La mano redonda es un tipo de escritura originaria de Italia, pero que se encontró por primera vez en Inglaterra a mediados del siglo XVII. Se caracteriza por el ligero contraste entre líneas gruesas y delgadas, pero es más conocido por sus curvas amplias en lugar de una forma angular. El guión pudo surgir gracias al desarrollo de plumillas con punta de metal en plumas y bolígrafos. La mano redonda también se llama placa de cobre y mano fundamental.

La escritura a mano redonda es más difícil para las personas zurdas.

El estilo obtuvo su nombre por estar centrado alrededor de la curva de la ‘o’. El efecto de flores y bucles se logra escribiendo en un ángulo de 30 grados con respecto al papel.
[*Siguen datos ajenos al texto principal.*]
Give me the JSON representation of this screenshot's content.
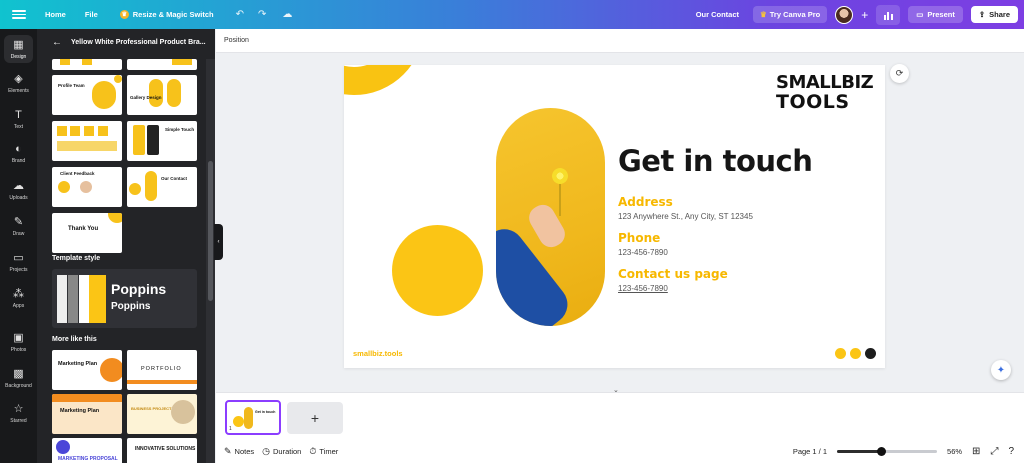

El efecto de mano redonda también sirve para exagerar el tamaño de los elementos superiores de las letras cuando se escriben en una oración. Esto se relaciona con la teoría de que el ojo se concentra o se enfoca en el elemento superior de una oración al leer y no en el elemento inferior.

Si bien la mano redonda ganó popularidad en la década de 1660 en Inglaterra, debe su origen a manuscritos mucho más antiguos, tal vez desde el siglo X.

Si bien la mano redonda ganó popularidad en la década de 1660 en Inglaterra, debe su origen a manuscritos mucho más antiguos, tal vez desde el siglo X. El estilo fue definitivamente utilizado por la Cámara Apostólica, una junta financiera dentro de la Administración Papal de Roma. La Cámara Apostólica usó el guión al realizar informes financieros para el Vaticano y la Curia de la Iglesia Católica. En Inglaterra, el estilo lo demuestran mejor escritores como Sarah Cole y John Ayres.

La función de la mano redonda era producir una escritura legible para documentos oficiales. Como sabrá cualquier persona que haya intentado descifrar textos medievales y modernos, la escritura a mano es a menudo imposible de entender o transcribir. La mano redonda rara vez se aplicó a documentos menores como censos, certificados de defunción, nacimiento y matrimonio, pero se utilizó para folletos, cubiertas de libros y certificados. Su función principal fue reemplazada por la máquina de escribir y luego por la computadora personal en los siglos XIX y XX, respectivamente. Sin embargo, la mano redonda sigue utilizándose para cosas como certificados universitarios y reconocimientos.

John Ayres ayudó a popularizar la mano redonda en el siglo XVII. El estilo se llamó originalmente “el rhonde” después de su nombre francés. Las ventajas del guión se anunciaron a las empresas, pero en su mayoría fueron asumidas por escritores individuales. Además de John Ayres, el guión fue popularizado y ejemplificado por escritores como Edward Crocker, George Snell y George Bickham.

Al igual que muchos guiones que utilizan bolígrafos y plumas de tinta, es más fácil escribir cuando el escritor es diestro. Naturalmente, el escritor zurdo debe tener cuidado de manchar las palabras escritas. Es un guión que se escribe con lentitud, pero con pasión. El guión requiere que el escritor cree cada letra con trazos cuidadosos y no es un guión utilizado cuando el escritor tiene prisa.